Research findings from a study by VMWare and Intel have highlighted the concerns of IT decision makers in the NHS. According to the study, almost a third of respondents were ‘certain' that confidential patient data had been infiltrated by hackers; and more than 80 per cent were confident that the same had happened to staff records.
Worryingly, more than a third of leaders say that their team lacks the skills to improve cybersecurity infrastructure and strategy. Almost two-thirds (62 per cent) say that attacks on equipment or facilities could lead to patients coming to harm.
Cyber attacks are also affecting the provision of NHS services, with 29 per cent of IT leaders saying that they have had to cancel or postpone appointments following an incident, and 26 per cent doing the same for a research project.
Following an attack, 28 per cent of respondents said that they had lost ‘skilled staff'; 70 per cent said that they need more funds to take on employees with the right skills to keep pace with changing cyber threats; the government's £21 million funding is expected to help with this.
The threat of human error is very worrying for NHS IT leaders.

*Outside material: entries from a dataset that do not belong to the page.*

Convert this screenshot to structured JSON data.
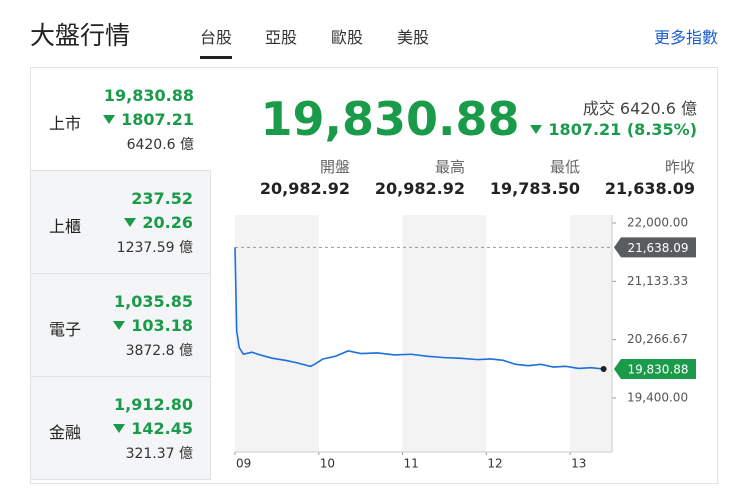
{
  "header": {
    "title": "大盤行情",
    "tabs": [
      "台股",
      "亞股",
      "歐股",
      "美股"
    ],
    "more": "更多指數"
  },
  "sidebar": [
    {
      "name": "上市",
      "price": "19,830.88",
      "change": "1807.21",
      "volume": "6420.6 億"
    },
    {
      "name": "上櫃",
      "price": "237.52",
      "change": "20.26",
      "volume": "1237.59 億"
    },
    {
      "name": "電子",
      "price": "1,035.85",
      "change": "103.18",
      "volume": "3872.8 億"
    },
    {
      "name": "金融",
      "price": "1,912.80",
      "change": "142.45",
      "volume": "321.37 億"
    }
  ],
  "quote": {
    "price": "19,830.88",
    "volume": "成交 6420.6 億",
    "change": "1807.21 (8.35%)",
    "stats": [
      {
        "label": "開盤",
        "value": "20,982.92"
      },
      {
        "label": "最高",
        "value": "20,982.92"
      },
      {
        "label": "最低",
        "value": "19,783.50"
      },
      {
        "label": "昨收",
        "value": "21,638.09"
      }
    ]
  },
  "chart_data": {
    "type": "line",
    "x": [
      9,
      9.02,
      9.05,
      9.1,
      9.2,
      9.3,
      9.45,
      9.6,
      9.75,
      9.9,
      9.95,
      10.05,
      10.2,
      10.35,
      10.5,
      10.7,
      10.9,
      11.1,
      11.3,
      11.5,
      11.7,
      11.9,
      12.05,
      12.2,
      12.35,
      12.5,
      12.65,
      12.8,
      12.95,
      13.1,
      13.25,
      13.4
    ],
    "series": [
      {
        "color": "#1d6fdc",
        "values": [
          21638.09,
          20400,
          20150,
          20050,
          20080,
          20040,
          19990,
          19960,
          19920,
          19870,
          19900,
          19980,
          20020,
          20100,
          20060,
          20070,
          20040,
          20050,
          20020,
          20000,
          19990,
          19970,
          19980,
          19960,
          19900,
          19880,
          19900,
          19860,
          19870,
          19840,
          19850,
          19830.88
        ]
      }
    ],
    "xlim": [
      9,
      13.5
    ],
    "xticks": [
      {
        "value": 9,
        "label": "09"
      },
      {
        "value": 10,
        "label": "10"
      },
      {
        "value": 11,
        "label": "11"
      },
      {
        "value": 12,
        "label": "12"
      },
      {
        "value": 13,
        "label": "13"
      }
    ],
    "ylim": [
      19400,
      22000
    ],
    "yticks": [
      {
        "value": 22000,
        "label": "22,000.00"
      },
      {
        "value": 21133.33,
        "label": "21,133.33"
      },
      {
        "value": 20266.67,
        "label": "20,266.67"
      },
      {
        "value": 19400,
        "label": "19,400.00"
      }
    ],
    "markers": [
      {
        "value": 21638.09,
        "label": "21,638.09",
        "color": "#5a5d60"
      },
      {
        "value": 19830.88,
        "label": "19,830.88",
        "color": "#1a9b4a"
      }
    ]
  }
}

Although they said that most data was leaked by hacker groups or individual cyber criminals (50 per cent and 49 percent, respectively), NHS staff (32 per cent) and patients (30 percent) were close behind, showing that more training is necessary.
Tim Hearn, director of UK government and public services at VMware, said, "The NHS is facing an uphill battle in keeping patient data safe against a backdrop of more persistent and diverse threats which increasingly target applications, bypassing traditional security. It needs to modernise its approach and focus on protection from the inside out; this means investing more than the 10 percent of IT budget on security that it currently sets aside.
"Its leaders are clearly saying two things - that the risk of data breach will have a significant negative impact on patients and the UK as a whole, and that they need more support, investment and skills in remaining secure. A huge part of this is introducing a ‘People, Process and Technology' approach to security - ensuring that, as well as having the right technology in place, people receive the right training and education to help tackle the threat."